G7 members have averaged 73% compliance with these gender commitments, based on 44 assessments by the G7 Research Group. This is slightly below the 76% average across all subjects. By February 2022, compliance with one gender commitment made at Cornwall in 2021 was 100%.

The gender commitments with the highest compliance focused on health, including improving maternal, newborn and child health, or invoked legal action or the protection of human rights. Commitments with the lowest compliance focused on supporting internally displaced and refugee women and girls affected by conflict and disaster and on gender-based violence.

The highest compliance came with commitments made in 2002 with 100%, in 2013 with 95%, in 1996 and 2018 with 92% each, in 2014 with 86% and in 2007 with 84%. The lowest compliance came with commitments made in 2011 with 45% and 2004 with 56%.

The highest complying G7 member is Canada at 88%, followed by the United Kingdom at 85% and the European Union at 77%. In the middle are Germany at 76%, the United States at 75% and France at 69%. The lowest compliers are Japan at 65% and Italy at 50%. 

Causes and corrections

The highest complying summits, averaging 84%, had a high degree of internal G7 institutional support: they coincided with the only two ministerial meetings on gender equality ever held and with the creation of three of the five gender-related official and multi-stakeholder bodies. The lowest, averaging 60%, came on commitments made in years with no such ministerial meetings and with only two such bodies created.

The highest complying summits also dedicated a larger percentage of their communiqués – on average 18% – to gender equality. This compares to the 6% average for the lowest complying summits. 

Core gender commitments averaged 67% compliance and gender-related commitments averaged 77%. The gender-related commitments with the highest compliance linked gender equality to health, specifically to maternal and newborn health, AIDS, and reproductive health.

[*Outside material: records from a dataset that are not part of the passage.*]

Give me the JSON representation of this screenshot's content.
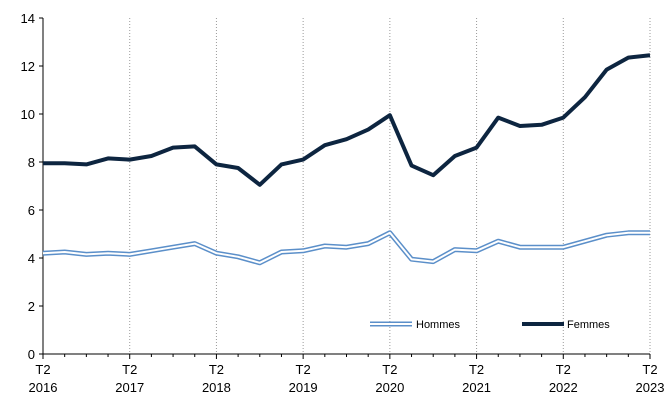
{
  "chart_data": {
    "type": "line",
    "title": "",
    "xlabel": "",
    "ylabel": "",
    "ylim": [
      0,
      14
    ],
    "yticks": [
      "0",
      "2",
      "4",
      "6",
      "8",
      "10",
      "12",
      "14"
    ],
    "x": [
      "T2 2016",
      "T3 2016",
      "T4 2016",
      "T1 2017",
      "T2 2017",
      "T3 2017",
      "T4 2017",
      "T1 2018",
      "T2 2018",
      "T3 2018",
      "T4 2018",
      "T1 2019",
      "T2 2019",
      "T3 2019",
      "T4 2019",
      "T1 2020",
      "T2 2020",
      "T3 2020",
      "T4 2020",
      "T1 2021",
      "T2 2021",
      "T3 2021",
      "T4 2021",
      "T1 2022",
      "T2 2022",
      "T3 2022",
      "T4 2022",
      "T1 2023",
      "T2 2023"
    ],
    "xticks": [
      {
        "quarter": "T2",
        "year": "2016"
      },
      {
        "quarter": "T2",
        "year": "2017"
      },
      {
        "quarter": "T2",
        "year": "2018"
      },
      {
        "quarter": "T2",
        "year": "2019"
      },
      {
        "quarter": "T2",
        "year": "2020"
      },
      {
        "quarter": "T2",
        "year": "2021"
      },
      {
        "quarter": "T2",
        "year": "2022"
      },
      {
        "quarter": "T2",
        "year": "2023"
      }
    ],
    "grid": "vertical dotted at each year",
    "legend_position": "bottom-right",
    "series": [
      {
        "name": "Hommes",
        "color": "#5b8fc9",
        "style": "double-line",
        "values": [
          4.2,
          4.25,
          4.15,
          4.2,
          4.15,
          4.3,
          4.45,
          4.6,
          4.2,
          4.05,
          3.8,
          4.25,
          4.3,
          4.5,
          4.45,
          4.6,
          5.05,
          3.95,
          3.85,
          4.35,
          4.3,
          4.7,
          4.45,
          4.45,
          4.45,
          4.7,
          4.95,
          5.05,
          5.05
        ]
      },
      {
        "name": "Femmes",
        "color": "#0d2540",
        "style": "thick-line",
        "values": [
          7.95,
          7.95,
          7.9,
          8.15,
          8.1,
          8.25,
          8.6,
          8.65,
          7.9,
          7.75,
          7.05,
          7.9,
          8.1,
          8.7,
          8.95,
          9.35,
          9.95,
          7.85,
          7.45,
          8.25,
          8.6,
          9.85,
          9.5,
          9.55,
          9.85,
          10.7,
          11.85,
          12.35,
          12.45
        ]
      }
    ]
  }
}
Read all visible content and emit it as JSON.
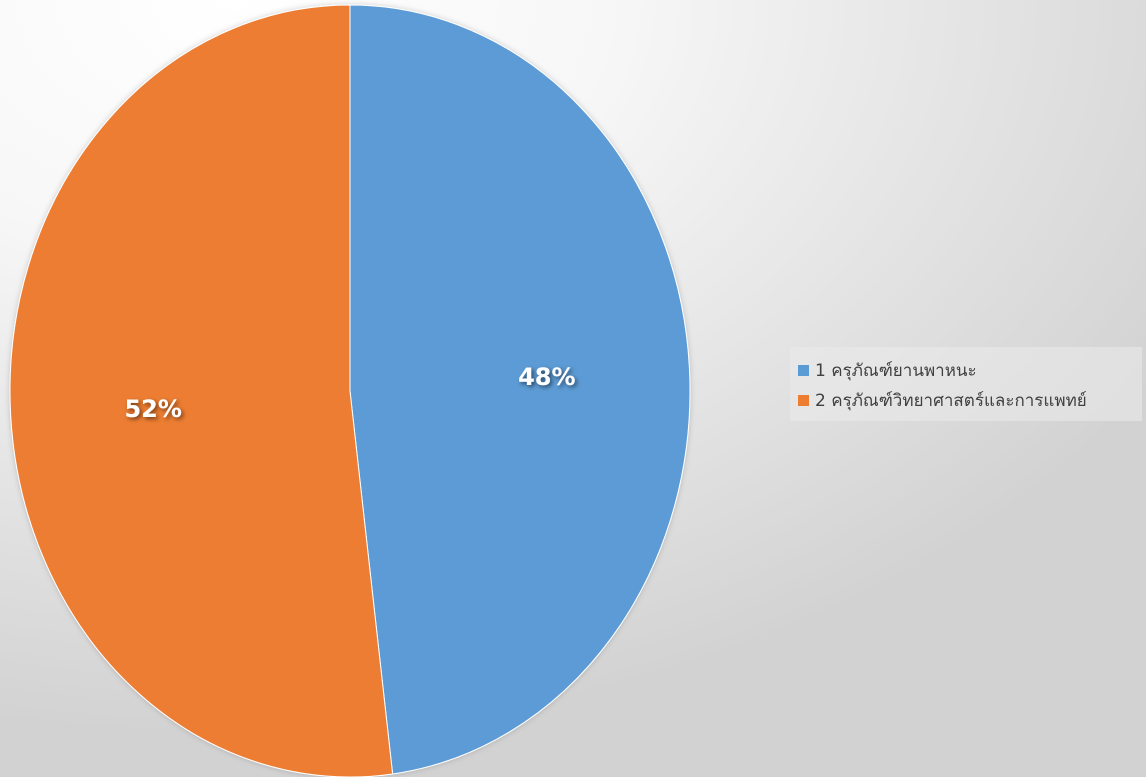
{
  "chart_data": {
    "type": "pie",
    "title": "",
    "categories": [
      "1 ครุภัณฑ์ยานพาหนะ",
      "2 ครุภัณฑ์วิทยาศาสตร์และการแพทย์"
    ],
    "values": [
      48,
      52
    ],
    "value_labels": [
      "48%",
      "52%"
    ],
    "colors": [
      "#5b9bd5",
      "#ed7d31"
    ],
    "start_angle_deg": 0,
    "direction": "clockwise",
    "legend_position": "right"
  }
}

Commitments with the lowest compliance lacked specificity, but committed to or supported gender equality and women’s empowerment broadly.

The presence of compliance catalysts, such as text on how to implement a commitment, generally improved compliance. Gender commitments with embedded catalysts averaged 80% compliance; commitments with none averaged 64%. The catalysts that coincided with the highest compliance refer to a G7 body, invoked legal instruments, or referred to working with a particular country, region or agent.